8. Par ailleurs, le Comité des Ministres salue la création, en novembre 2017, de l’Alliance mondiale visant à mettre fin au commerce de biens utilisés pour infliger la peine capitale et la torture. Il se félicite que 41 États membres du Conseil de l’Europe aient adopté sa déclaration politique et il invite les autres États membres à se joindre à l’Alliance mondiale.

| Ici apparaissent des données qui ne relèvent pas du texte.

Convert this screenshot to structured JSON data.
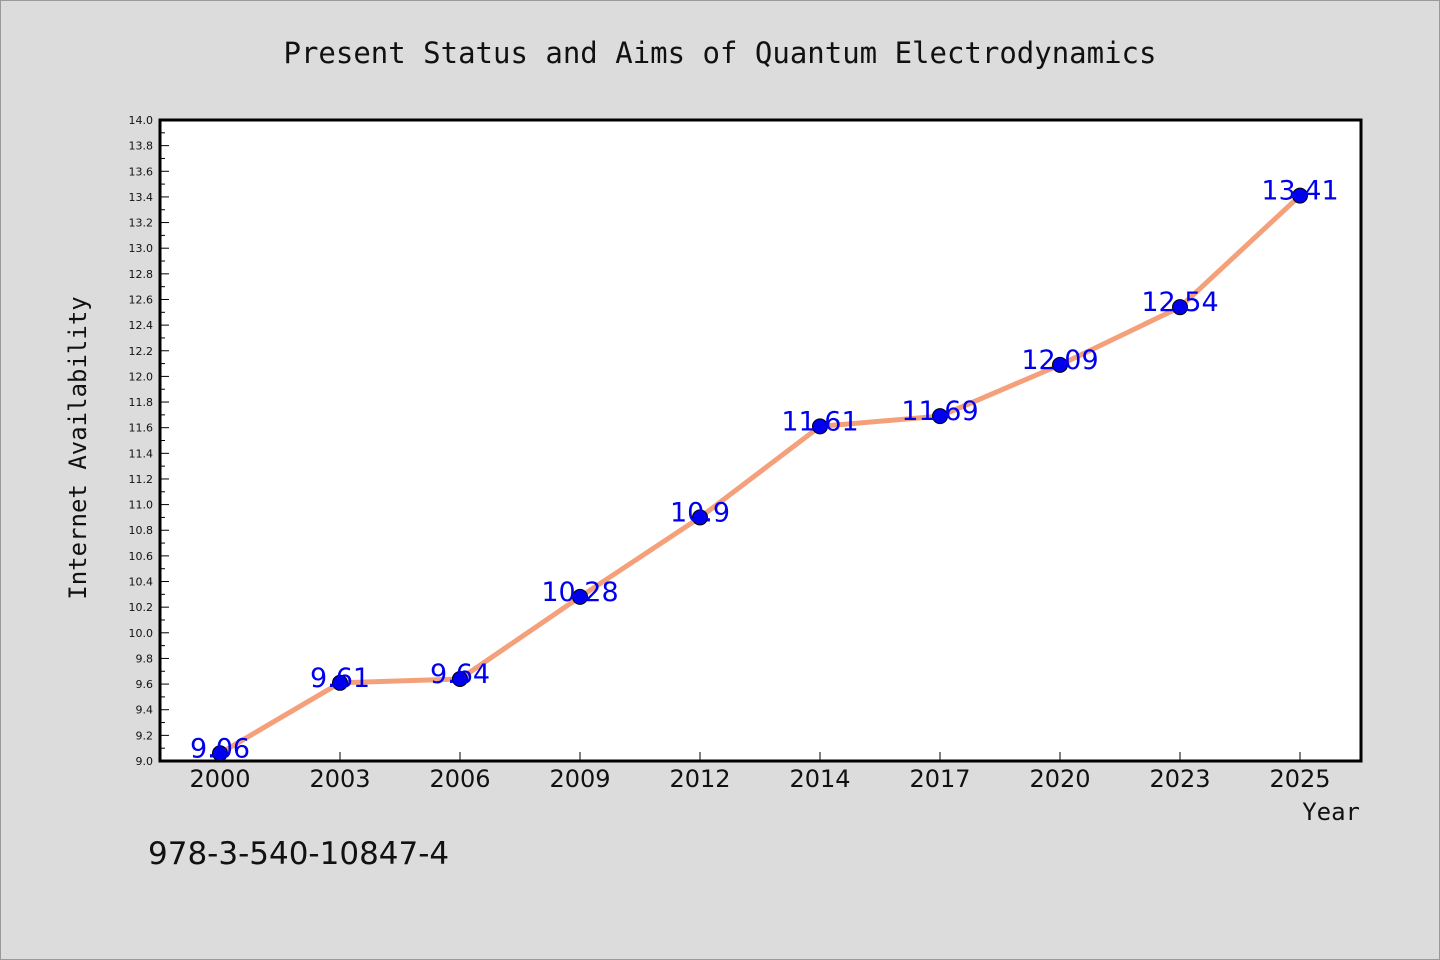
{
  "chart_data": {
    "type": "line",
    "title": "Present Status and Aims of Quantum Electrodynamics",
    "xlabel": "Year",
    "ylabel": "Internet Availability",
    "categories": [
      "2000",
      "2003",
      "2006",
      "2009",
      "2012",
      "2014",
      "2017",
      "2020",
      "2023",
      "2025"
    ],
    "values": [
      9.06,
      9.61,
      9.64,
      10.28,
      10.9,
      11.61,
      11.69,
      12.09,
      12.54,
      13.41
    ],
    "data_labels": [
      "9.06",
      "9.61",
      "9.64",
      "10.28",
      "10.9",
      "11.61",
      "11.69",
      "12.09",
      "12.54",
      "13.41"
    ],
    "ylim": [
      9.0,
      14.0
    ],
    "y_ticks": [
      "9.0",
      "9.2",
      "9.4",
      "9.6",
      "9.8",
      "10.0",
      "10.2",
      "10.4",
      "10.6",
      "10.8",
      "11.0",
      "11.2",
      "11.4",
      "11.6",
      "11.8",
      "12.0",
      "12.2",
      "12.4",
      "12.6",
      "12.8",
      "13.0",
      "13.2",
      "13.4",
      "13.6",
      "13.8",
      "14.0"
    ],
    "y_tick_values": [
      9.0,
      9.2,
      9.4,
      9.6,
      9.8,
      10.0,
      10.2,
      10.4,
      10.6,
      10.8,
      11.0,
      11.2,
      11.4,
      11.6,
      11.8,
      12.0,
      12.2,
      12.4,
      12.6,
      12.8,
      13.0,
      13.2,
      13.4,
      13.6,
      13.8,
      14.0
    ],
    "grid": false,
    "legend": "none",
    "line_color": "#f4a07a",
    "marker_color": "#0000ee",
    "label_color": "#0000ee",
    "background": "#dcdcdc",
    "plot_background": "#ffffff"
  },
  "footer": {
    "isbn": "978-3-540-10847-4"
  }
}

9. Le Comité des Ministres convient avec l’Assemblée que le renforcement de la réglementation internationale contre le commerce des biens utilisés pour la torture et la peine de mort constituerait une étape supplémentaire utile dans la lutte au niveau européen et mondial pour l’interdiction de la torture et des peines et traitements inhumains et dégradants et l’abolition de la peine de mort. Il est convaincu qu’en raison de son rôle pionnier dans ces domaines, le Conseil de l’Europe devrait y contribuer, par exemple en fournissant à des États membres un cadre général et des orientations sur les mesures à prendre pour établir et mettre en œuvre un régime réglementaire efficace. Le Comité des Ministres estime dès lors qu’il lui serait utile de disposer d’une étude réalisée par le Comité directeur pour les droits de l'homme lui permettant de déterminer la faisabilité d’un instrument juridique dans ce domaine, prenant en compte les travaux existants dans le cadre du Conseil de l’Europe et dans d’autres enceintes internationales, ainsi que les exemples de bonnes pratiques qui seront recueillis par le biais de la nouvelle Plateforme numérique sur les droits de l’homme et les entreprises. Il convient ainsi de revenir sur ce point à la lumière des résultats de l’étude de faisabilité.